Il progetto “Educazione alla legalità in un mondo circolare”, coordinato dalla società cooperativa Poleis, prevede la realizzazione di diverse attività sulla legalità, per un valore complessivo di 21.500 euro di cui 13.000 finanziati dalla Regione e 8.500 dall’Unione, e si è sviluppato negli ultimi mesi del 2025, per la parte di programmazione, e lungo il primo semestre del 2026, coinvolgendo scuole, enti pubblici e comunità locale. Sono 20 le classi delle scuole secondarie di primo e secondo grado coinvolte, per un totale di 40 moduli formativi e 2 incontri plenari, affiancati da percorsi di formazione rivolti al personale della pubblica amministrazione. “Il progetto nel suo complesso sviluppa attività in diversi ambiti, con interventi di promozione della legalità nelle scuole e verso la cittadinanza, ma anche con momenti formativi professionali rivolti alla Pubblica Amministrazione” dichiara Antonio Assirelli, responsabile Area sicurezza urbana e promozione della legalità di Poleis.
Il lavoro con gli studenti si basa su metodologie partecipative e dialogiche, grazie anche al contributo delle associazioni coinvolte. «Lavorare con le ragazze e i ragazzi significa creare spazi di dialogo in cui la legalità non è solo un insieme di regole, ma una pratica quotidiana di responsabilità collettiva», sottolinea Carlo Giannelli Garavini, coordinatore di Libera Ravenna. «Il nostro approccio – aggiunge Matteo Pasi, presidente di Associazione Pereira APS – integra linguaggi e metodologie differenti tali da favorire un apprendimento più efficace e consapevole e contribuire allo sviluppo negli studenti di spirito critico e capacità di pensiero». Per le scuole secondarie di primo grado è prevista anche la metodologia del dialogo filosofico, ispirata alla Philosophy for Children. «Attraverso il dialogo filosofico – spiega Alessia Marchetti, presidente dell’Associazione Filò, il filo del pensiero – accompagniamo gli studenti a sviluppare pensiero critico e capacità di argomentazione». Per le scuole secondarie di secondo grado del territorio, il progetto prevede un ulteriore appuntamento mercoledì 15 aprile presso il Teatro Masini di Faenza. L’incontro, che vedrà la partecipazione dell’on. Giuseppe Antoci, offrirà alle classi un’occasione di confronto diretto con una testimonianza significativa nella lotta alla criminalità organizzata, contrasto alle mafie e difesa della legalità.

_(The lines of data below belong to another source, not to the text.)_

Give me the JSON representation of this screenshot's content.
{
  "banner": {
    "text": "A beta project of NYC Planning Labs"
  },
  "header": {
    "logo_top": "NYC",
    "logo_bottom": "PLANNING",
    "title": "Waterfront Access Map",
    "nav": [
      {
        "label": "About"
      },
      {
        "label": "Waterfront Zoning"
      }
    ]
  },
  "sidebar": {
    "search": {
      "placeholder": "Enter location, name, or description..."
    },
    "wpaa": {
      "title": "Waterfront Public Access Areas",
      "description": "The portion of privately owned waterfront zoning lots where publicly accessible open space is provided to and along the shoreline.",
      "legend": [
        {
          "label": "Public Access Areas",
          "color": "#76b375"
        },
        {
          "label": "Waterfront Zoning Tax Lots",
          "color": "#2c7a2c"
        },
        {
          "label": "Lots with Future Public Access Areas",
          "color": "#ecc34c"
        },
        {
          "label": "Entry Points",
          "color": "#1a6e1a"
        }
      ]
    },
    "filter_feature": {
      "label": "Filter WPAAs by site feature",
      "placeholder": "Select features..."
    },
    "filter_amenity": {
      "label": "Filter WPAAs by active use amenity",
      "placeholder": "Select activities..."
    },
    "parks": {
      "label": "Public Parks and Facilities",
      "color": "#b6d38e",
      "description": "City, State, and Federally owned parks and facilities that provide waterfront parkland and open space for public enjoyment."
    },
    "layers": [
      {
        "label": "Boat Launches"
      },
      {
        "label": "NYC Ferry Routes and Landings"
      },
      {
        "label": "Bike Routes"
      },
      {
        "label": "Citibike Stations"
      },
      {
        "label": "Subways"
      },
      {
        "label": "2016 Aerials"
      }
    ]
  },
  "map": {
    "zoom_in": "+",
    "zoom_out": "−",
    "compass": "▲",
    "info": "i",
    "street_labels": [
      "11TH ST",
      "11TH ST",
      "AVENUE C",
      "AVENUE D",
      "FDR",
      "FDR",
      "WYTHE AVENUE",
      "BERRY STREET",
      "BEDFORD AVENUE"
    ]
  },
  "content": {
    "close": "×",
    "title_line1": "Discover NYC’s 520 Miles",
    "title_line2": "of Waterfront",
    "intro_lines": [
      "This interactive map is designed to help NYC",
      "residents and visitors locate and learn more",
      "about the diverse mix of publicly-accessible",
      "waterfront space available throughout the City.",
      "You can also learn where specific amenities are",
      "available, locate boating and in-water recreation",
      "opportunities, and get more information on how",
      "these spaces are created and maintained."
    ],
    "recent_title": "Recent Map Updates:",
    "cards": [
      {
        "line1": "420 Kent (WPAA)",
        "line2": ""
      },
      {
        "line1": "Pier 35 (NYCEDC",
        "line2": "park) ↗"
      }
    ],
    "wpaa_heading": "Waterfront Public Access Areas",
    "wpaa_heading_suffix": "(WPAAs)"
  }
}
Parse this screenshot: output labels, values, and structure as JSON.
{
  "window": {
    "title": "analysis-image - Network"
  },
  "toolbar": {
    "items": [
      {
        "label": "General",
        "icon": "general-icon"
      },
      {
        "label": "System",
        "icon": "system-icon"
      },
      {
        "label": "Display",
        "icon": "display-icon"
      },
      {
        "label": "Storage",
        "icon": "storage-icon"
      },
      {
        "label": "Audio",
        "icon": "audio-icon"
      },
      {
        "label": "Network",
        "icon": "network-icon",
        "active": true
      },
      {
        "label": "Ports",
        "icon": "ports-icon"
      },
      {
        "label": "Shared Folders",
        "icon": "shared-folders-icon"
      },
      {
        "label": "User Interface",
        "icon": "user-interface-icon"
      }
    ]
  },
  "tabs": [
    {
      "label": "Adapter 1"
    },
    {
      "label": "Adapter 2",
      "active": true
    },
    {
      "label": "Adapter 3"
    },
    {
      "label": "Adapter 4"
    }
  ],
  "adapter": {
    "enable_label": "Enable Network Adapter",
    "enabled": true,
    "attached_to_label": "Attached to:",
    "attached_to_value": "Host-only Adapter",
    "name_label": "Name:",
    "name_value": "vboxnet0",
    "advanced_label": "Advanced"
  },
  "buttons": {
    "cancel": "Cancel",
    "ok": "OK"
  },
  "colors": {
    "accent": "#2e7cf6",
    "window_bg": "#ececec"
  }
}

Il progetto si completa con ulteriori momenti di formazione specialistica per la pubblica amministrazione: il prof. Cesare Trabace, avvocato e docente esperto in diritto amministrativo e contrasto alle infiltrazioni mafiose, terrà a maggio un incontro dedicato agli uffici tecnici sul tema delle infiltrazioni mafiose nei procedimenti amministrativi, mentre il Capitano dei Carabinieri Andrea Caminiti condurrà un corso di polizia giudiziaria per gli agenti della Polizia Locale, con un focus sugli strumenti operativi e sulle attività di controllo.
L’evento del 14 aprile è aperto alla cittadinanza fino ad esaurimento posti.